Merck-Medco Managed Care is a mail-order business which sells drugs to the country's largest health care
providers: Blue Cross and Blue Shield state organizations, large HMOs, U.S. corporations, state
governments, etc. Merck-Medco is mining its one terabyte data warehouse to uncover hidden links
between illnesses and known drug treatments, and spot trends that help pinpoint which drugs are the most
effective for what types of patients. The results are more effective treatments that are also less costly.
Merck-Medco's data mining project has helped customers save an average of 10-15% on prescription costs.

3.2.4 Education
The education domain offers many interesting and challenging applications for data mining. First, an
educational institution often has many diverse and varied sources of information. There are the traditional
databases (e.g. students’ information, teachers’ information, class and schedule information, alumni
information), online information (online web pages and course content pages) and more recently,
multimedia databases. Second, there are many diverse interest groups in the educational domain that give
rise to many interesting mining requirements. For example, the administrators may wish to find out
information such as admission requirements and to predict the class enrollment size for timetabling. The
students may wish to know how best to select courses based on prediction of how well they will perform in
the courses selected. The alumni office may need to know how best to perform target mailing so as to
achieve the best effort in reaching out to those alumni that are likely to respond. All these applications not
only contribute towards the education institute delivering a better quality education experience, but also aid
the institution in running its administrative tasks. With so much information and so many diverse needs, it
is foreseeable that an integrated data mining system that is able to cater for the special needs of an
education institution will be in great demand particularly in the 21st century.
4. Conclusion
Data mining challenges the long standing viewpoint that computers and internet do bring information but
not knowledge. In the new millennium, competitive enterprises will be mining their data with sophisticated
data mining tools to find and attract the best customers, to improve and enhance their product offerings, to
maximize operating efficiency and to cut costs and improve customer satisfaction. With time and resources
in short supply, data mining software will help enterprises maximize resources to remain competitive.
In the short-term, the results of data mining will be in profitable, if mundane, business related areas. Micro-
marketing campaigns will explore new niches. Advertising will target potential customers with new
precision.
In the medium term, data mining may be as common and easy to use as e-mail. We may use these tools to
find the best airfare to New York, root out a phone number of a long-lost classmate, or find the best prices
on lawn mowers.
The long-term prospects are truly exciting.

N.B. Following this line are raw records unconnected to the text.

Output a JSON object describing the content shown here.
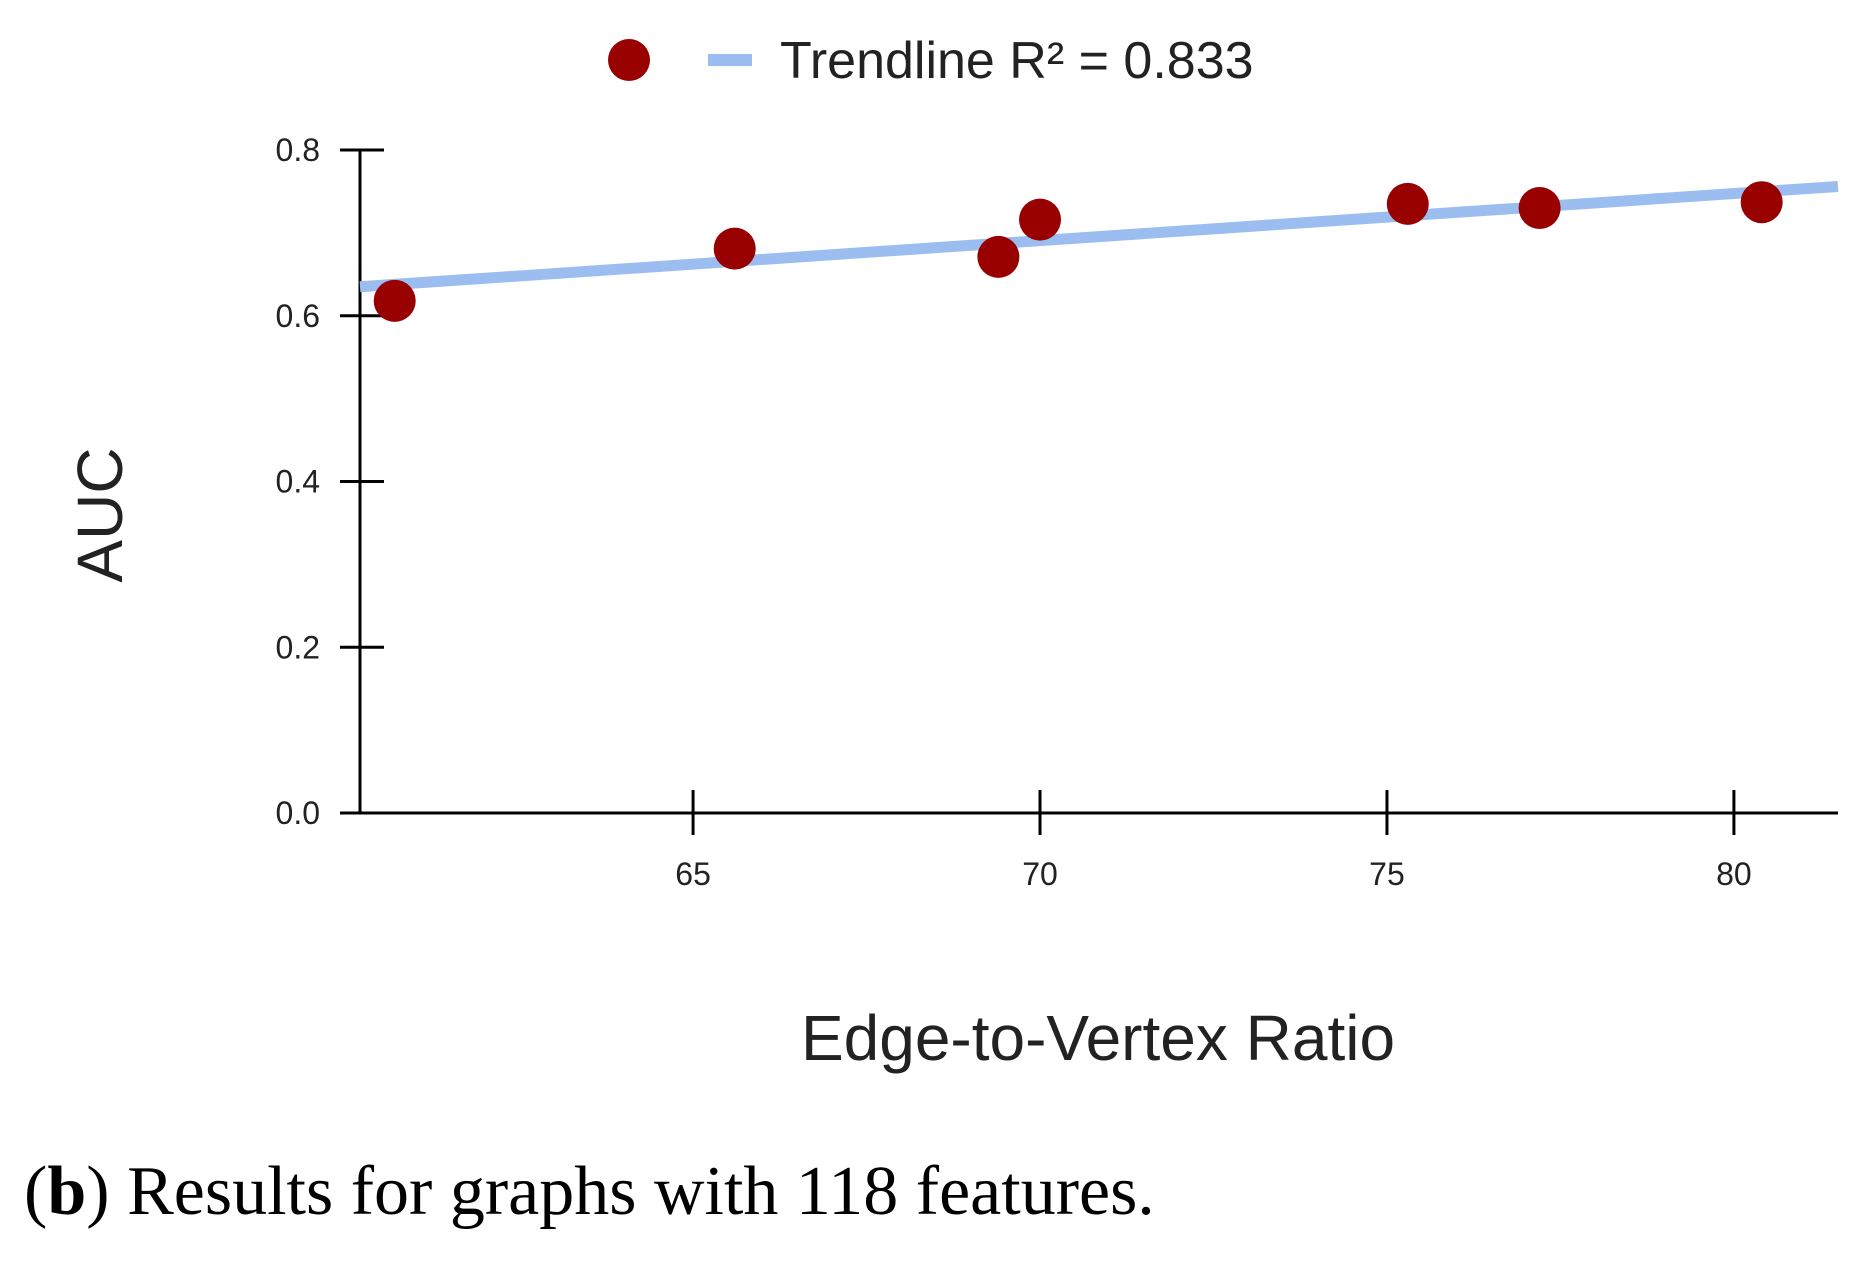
{
  "chart_data": {
    "type": "scatter",
    "xlabel": "Edge-to-Vertex Ratio",
    "ylabel": "AUC",
    "xlim": [
      60.2,
      81.5
    ],
    "ylim": [
      0,
      0.8
    ],
    "x_ticks": [
      "65",
      "70",
      "75",
      "80"
    ],
    "y_ticks": [
      "0.0",
      "0.2",
      "0.4",
      "0.6",
      "0.8"
    ],
    "points": [
      {
        "x": 60.7,
        "y": 0.618
      },
      {
        "x": 65.6,
        "y": 0.681
      },
      {
        "x": 69.4,
        "y": 0.671
      },
      {
        "x": 70.0,
        "y": 0.716
      },
      {
        "x": 75.3,
        "y": 0.735
      },
      {
        "x": 77.2,
        "y": 0.73
      },
      {
        "x": 80.4,
        "y": 0.737
      }
    ],
    "trendline": {
      "label": "Trendline R² = 0.833",
      "x": [
        60.2,
        81.5
      ],
      "y": [
        0.635,
        0.756
      ]
    },
    "legend": {
      "position": "top-center",
      "entries": [
        "Trendline R² = 0.833"
      ]
    },
    "colors": {
      "points": "#990000",
      "trendline": "#9bbdf0",
      "axis": "#000000"
    },
    "grid": false
  },
  "caption": {
    "panel": "b",
    "text": "Results for graphs with 118 features."
  }
}
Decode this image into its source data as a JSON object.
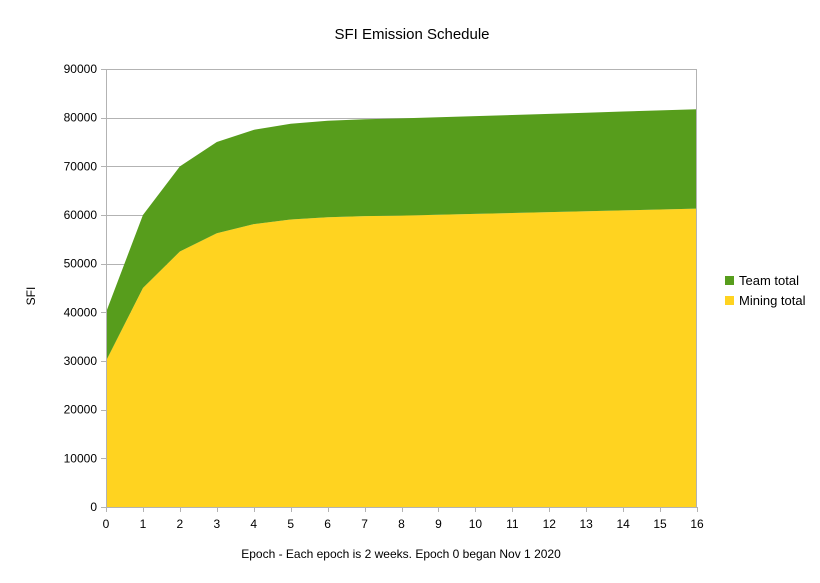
{
  "chart_data": {
    "type": "area",
    "stacked": true,
    "title": "SFI Emission Schedule",
    "xlabel": "Epoch - Each epoch is 2 weeks. Epoch 0 began Nov 1 2020",
    "ylabel": "SFI",
    "x": [
      0,
      1,
      2,
      3,
      4,
      5,
      6,
      7,
      8,
      9,
      10,
      11,
      12,
      13,
      14,
      15,
      16
    ],
    "xlim": [
      0,
      16
    ],
    "ylim": [
      0,
      90000
    ],
    "y_ticks": [
      0,
      10000,
      20000,
      30000,
      40000,
      50000,
      60000,
      70000,
      80000,
      90000
    ],
    "x_ticks": [
      0,
      1,
      2,
      3,
      4,
      5,
      6,
      7,
      8,
      9,
      10,
      11,
      12,
      13,
      14,
      15,
      16
    ],
    "grid": "horizontal",
    "legend_position": "right",
    "series": [
      {
        "name": "Mining total",
        "color": "#ffd320",
        "values": [
          30000,
          45000,
          52500,
          56250,
          58125,
          59063,
          59531,
          59766,
          59883,
          60055,
          60229,
          60405,
          60582,
          60761,
          60941,
          61123,
          61306
        ]
      },
      {
        "name": "Team total",
        "color": "#579d1c",
        "values": [
          10000,
          15000,
          17500,
          18750,
          19375,
          19688,
          19844,
          19922,
          19961,
          20018,
          20076,
          20135,
          20194,
          20254,
          20314,
          20374,
          20435
        ]
      }
    ]
  }
}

Imagine intelligent agents turned loose on medical research
data or on sub-atomic particle data. Computers may reveal new treatments for diseases or new insights into
the nature of the universe.
Thus we see that with the advancements and deployment of sophisticated data mining tools, computers can
think bringing knowledge to our desktops.
Reference:
[1]. A Characterization of Data Mining Technologies and processes, Information Discovery Inc.
[2]. Inmon, W.H. Building the Data Warehouse, New York: John Wiley & Sons, 1993
[3]. Data mining and Knowledge discovery in databases: Usama Fayyad, Ramasami Uthurusami.
[4]. http://www.dmreview.com
[5]. Liebowitz, Jay “The Handbook of Applied Expert Systems”, CRC Press.